Concise News reports that Ogundoyin (PDP/Ibarapa-East) stated this on the floor of the house while reacting to insinuations that the bill was an attempt by the legislative to undermine the economic activities of the Fulanis spread across the state.
According to him, the bill was never intended to make life and business unbearable for the Fulanis in the state.
He said, “The Open Rearing and Grazing Regulation Bill, 2019 before the 9th Oyo Assembly is significantly meant to regulate the activities of herders in Oyo State in the area of grazing and rearing of livestock.
“The bill seeks to prevent destruction of farms and properties by cows, prevent clashes between livestock owners and farmers, as well as protect the environment from degradation and pollution caused by open grazing,” he said.
Ogundoyin called on all Fulanis and herders in the state to go about their business activities without fear, urging them to be ready to abide by the provisions of the bill when fully operational.

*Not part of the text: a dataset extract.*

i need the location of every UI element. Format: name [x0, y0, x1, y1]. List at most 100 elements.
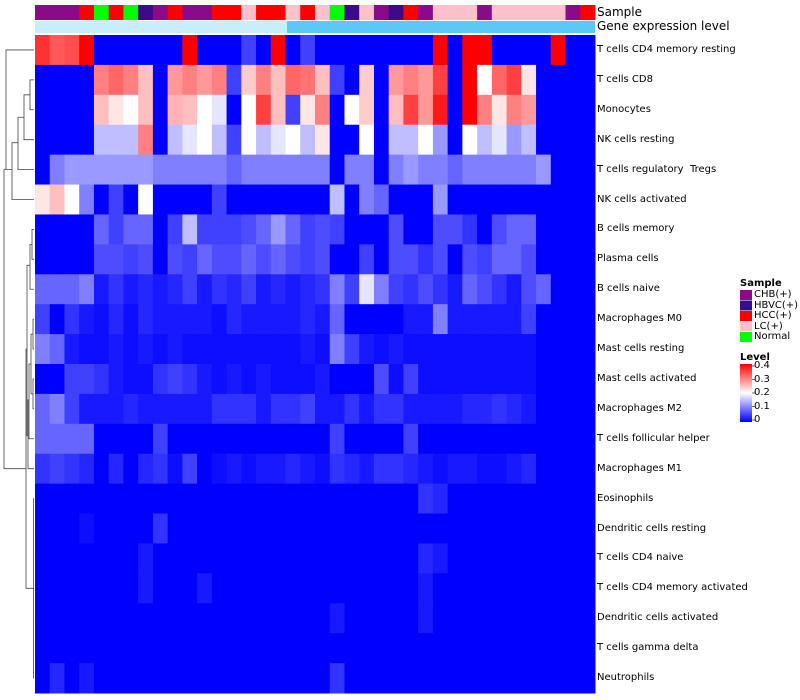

He said that the bill would expose the fake and criminally-minded people who hide under the guise of herders or livestock owners to perpetrate evils, especially kidnapping and other heinous crimes.
Traffic violation: OYRTMA impounded 395 vehicles, 60 motorcycles in 8 months in Oyo
In related news, the Oyo State Road Traffic Management Authority (OYRTMA) says 395 vehicles and 60 motorcycles were impounded across the state from January till date for violating traffic laws.
The Director, Administration and Supply, OYRTMA, Tunde Aiki, made this known to newsmen on Wednesday in Ibadan.
He said that it was the statutory responsibility of the agency to enforce the state traffic laws, control traffic and maintain orderliness on the road across the state.
Aiki explained that the agency was not established to generate revenue for government through collection of fines from traffic law offenders but to ensure compliance of road users to traffic laws.
The director noted that commercial drivers topped the list of basic traffic law violators in the state, adding that some of the drivers and commercial motorcycle operators had not been making use of designated bus stops.
He also said that some motorists were in the habit of parking indiscriminately and driving recklessly.
Aiki said that the agency would not relent in its efforts at checkmating the excesses of motorists and other road users and enforcing strict compliance to traffic regulations.
He admonished pedestrians and motorists to always take into consideration the safety of other road users as well as acquaint themselves with the traffic laws of the state.